President Joe Biden’s proposed ‘Build Back Better’ spending plan for infrastructure includes more than $15 billion over the next decade to thin fire-prone forests and other projects to reduce forest fuels in California and other states.
Although the $1.75 trillion compromise plan is about half the size of the White House’s original $3.5 trillion proposal, it appears to represent a substantial increase in the federal government’s commitment to improve management of fire-prone forests.
“This is an absolute game-changer,” said Wade Crowfoot, secretary of California’s Natural Resources Agency. “If this holds, this would be a quantum leap.”
The bill language doesn’t spell out how much money would be spent in California.
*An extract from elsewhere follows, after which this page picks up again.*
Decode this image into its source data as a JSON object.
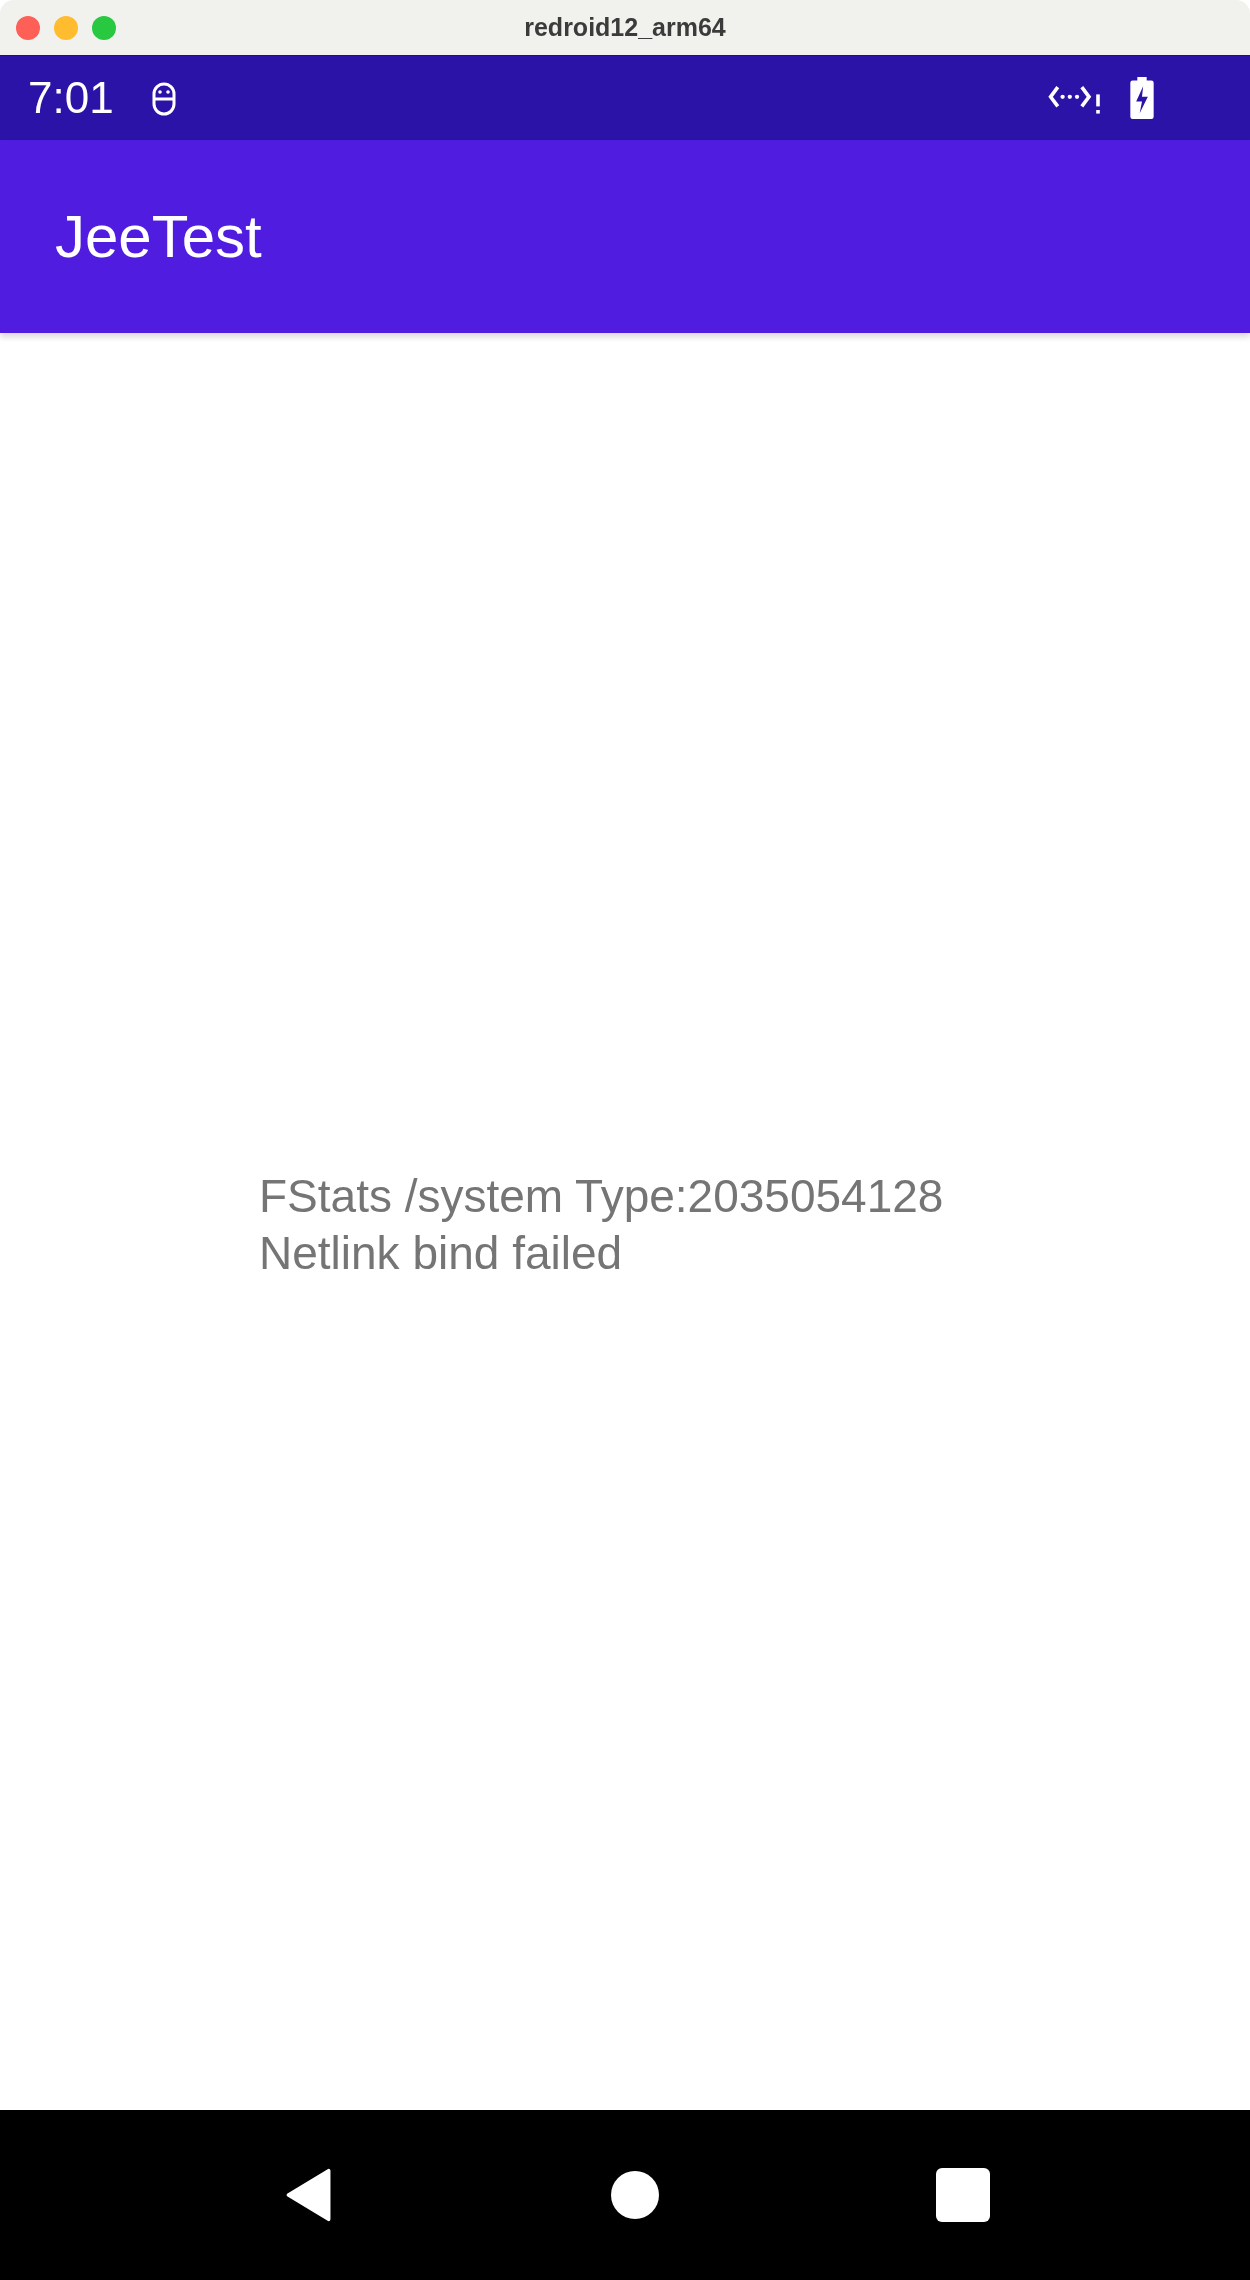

However, Crowfoot assumes California would get a major chunk of the funding based on “our share of hazardous wildfire threats.”
Last year California Gov. Gavin Newsom and U.S. Forest Service leaders signed a nonbinding memorandum in which each pledged to thin and treat 500,000 acres of land annually.
More than 6.5 million acres of land have burned in California the past two years, and Newsom and others have complained that the Forest Service needs to do more to prevent as well as fight wildfires. The agency controls 20 million acres in California, about one-fifth of the state’s total landmass.
In the past, the state has spent millions on fuels-reduction projects on Forest Service land, Crowfoot said. “We’ve been subsidizing work on federal lands. This underscored the need for the federal government (to increase spending).”
Bill Stewart, a forestry expert at the University of California-Berkeley, said it’s been obvious the Forest Service needs the additional resources. “The Forest Service right now is extremely expensive and not too effective,” he said.
Most mainstream fire and forestry scientists advocate some form of forest thinning as a means of reducing wildfire risk. Firefighters said extensive forestry projects around the Lake Tahoe basin in recent years were a major reason why the South Lake Tahoe area was spared major damage from the Caldor Fire this year.